You probably are indeed getting an overflow, because it's not using an integer... it's using a long, in the form of an FInt, which is basically fixed-integer math.  You're going to have a lot of problems with that, because the maximum of that is... 12 bits less than a long, IIRC?  I don't recall what that works out to, but it's much lower than the int ceiling IIRC.

Revised the following thoughts at the bottom after reading the code more carefully.
What I suggest is that you offset each of these points to the zero position and have them all be relative.  So basically if you use their offset (negative or positive) from the center of the battlefield (Engine_AIW2.Instance.CombatCenter), you'll have vastly smaller numbers and use both the positive and negative part of the integer range.  There are a variety of kinds of calculations that work best if their math is centered around the actual centerpoint as if the centerpoint were 0,0 in it's own "local coordinate space," anyway. 

...But then there are others that work better if all the numbers stay in the positive integer range and never go negative, hence us having the battlefield offset the way it is.

Another option would be to use System.Numerics.Vector4 or similar, and then add them as those.  If you do those as vector operations ( centroid /= knockbackCount ), then it actually will run twice as fast as the code you have here does.  System.Numerics.Vectors use SIMD, which gives you 2-4 operations for the cost of one, when it comes to the additions and divisions, etc.  They also don't have the same sort of precision problems in general.

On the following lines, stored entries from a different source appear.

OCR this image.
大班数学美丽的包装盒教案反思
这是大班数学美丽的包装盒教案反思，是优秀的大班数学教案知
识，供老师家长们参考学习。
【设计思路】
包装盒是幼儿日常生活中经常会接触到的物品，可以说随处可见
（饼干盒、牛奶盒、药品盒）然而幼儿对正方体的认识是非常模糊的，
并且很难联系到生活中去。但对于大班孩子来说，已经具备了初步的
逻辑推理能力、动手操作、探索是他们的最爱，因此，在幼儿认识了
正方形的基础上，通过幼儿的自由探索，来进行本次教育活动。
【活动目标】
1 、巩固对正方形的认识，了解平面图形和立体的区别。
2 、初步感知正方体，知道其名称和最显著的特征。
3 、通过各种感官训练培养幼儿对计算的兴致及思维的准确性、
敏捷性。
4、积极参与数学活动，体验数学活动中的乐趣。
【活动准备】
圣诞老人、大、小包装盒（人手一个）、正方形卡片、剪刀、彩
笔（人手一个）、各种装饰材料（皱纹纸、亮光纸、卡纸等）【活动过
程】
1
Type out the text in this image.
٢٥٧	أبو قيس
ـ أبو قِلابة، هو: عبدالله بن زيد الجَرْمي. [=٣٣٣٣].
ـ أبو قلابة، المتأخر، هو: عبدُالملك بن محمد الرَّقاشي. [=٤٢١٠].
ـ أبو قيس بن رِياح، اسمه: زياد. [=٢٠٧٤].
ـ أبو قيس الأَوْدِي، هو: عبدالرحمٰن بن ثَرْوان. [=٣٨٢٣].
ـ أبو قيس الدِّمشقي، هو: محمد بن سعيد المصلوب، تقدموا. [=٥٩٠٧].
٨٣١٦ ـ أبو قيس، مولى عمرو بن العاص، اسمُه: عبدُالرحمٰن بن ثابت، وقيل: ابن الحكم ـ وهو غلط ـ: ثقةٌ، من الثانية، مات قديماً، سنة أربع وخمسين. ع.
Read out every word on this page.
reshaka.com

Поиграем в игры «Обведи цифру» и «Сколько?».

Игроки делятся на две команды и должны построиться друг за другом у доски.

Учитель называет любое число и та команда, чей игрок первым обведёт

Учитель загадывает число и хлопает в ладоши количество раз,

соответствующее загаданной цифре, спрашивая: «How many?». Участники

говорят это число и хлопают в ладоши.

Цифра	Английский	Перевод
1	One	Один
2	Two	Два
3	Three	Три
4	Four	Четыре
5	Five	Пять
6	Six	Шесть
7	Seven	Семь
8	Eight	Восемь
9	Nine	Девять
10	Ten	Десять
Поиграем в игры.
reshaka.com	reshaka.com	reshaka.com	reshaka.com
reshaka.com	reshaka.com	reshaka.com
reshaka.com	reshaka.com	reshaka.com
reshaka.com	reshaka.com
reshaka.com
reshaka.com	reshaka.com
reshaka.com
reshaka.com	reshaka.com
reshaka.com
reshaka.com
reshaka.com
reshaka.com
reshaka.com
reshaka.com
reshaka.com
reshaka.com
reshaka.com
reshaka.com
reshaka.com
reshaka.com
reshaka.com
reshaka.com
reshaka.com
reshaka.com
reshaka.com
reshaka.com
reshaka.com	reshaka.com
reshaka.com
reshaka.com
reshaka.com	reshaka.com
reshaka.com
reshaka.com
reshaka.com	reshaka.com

What they DO have, unfortunately, is a tendency to be slightly different on different machines.  So there's a slight drift that will come out of the knockback that will have to be fixed via desync-fixing code that is already planned anyway.  So if you can do it with ArcenPoints, that's awesome because that will be deterministic.  But if you're having trouble with that, then the alternative is not bad at all.

Revised thoughts on the knockback centroids after re-reading your code:

- It looks like you're already centering this on zero, which makes sense to me.  I'm guessing that you're using the sources of knockback as magnitude offsets from the point of the ship, is that correct?  So if my ship is at 12444,50660 position, but gets knocked back by 1200,-600 relative to that, that's what is in the knockbackList... I hope?  If so, then I can't see how you'd be getting an overflow issue. 

- If not, then I can see why the overflow issue is probably happening, and so just subtracting Engine_AIW2.Instance.CombatCenter from every knockbackList.LeftItem before it is added, and then at the end adding Engine_AIW2.Instance.CombatCenter to the centroid, would solve the problem.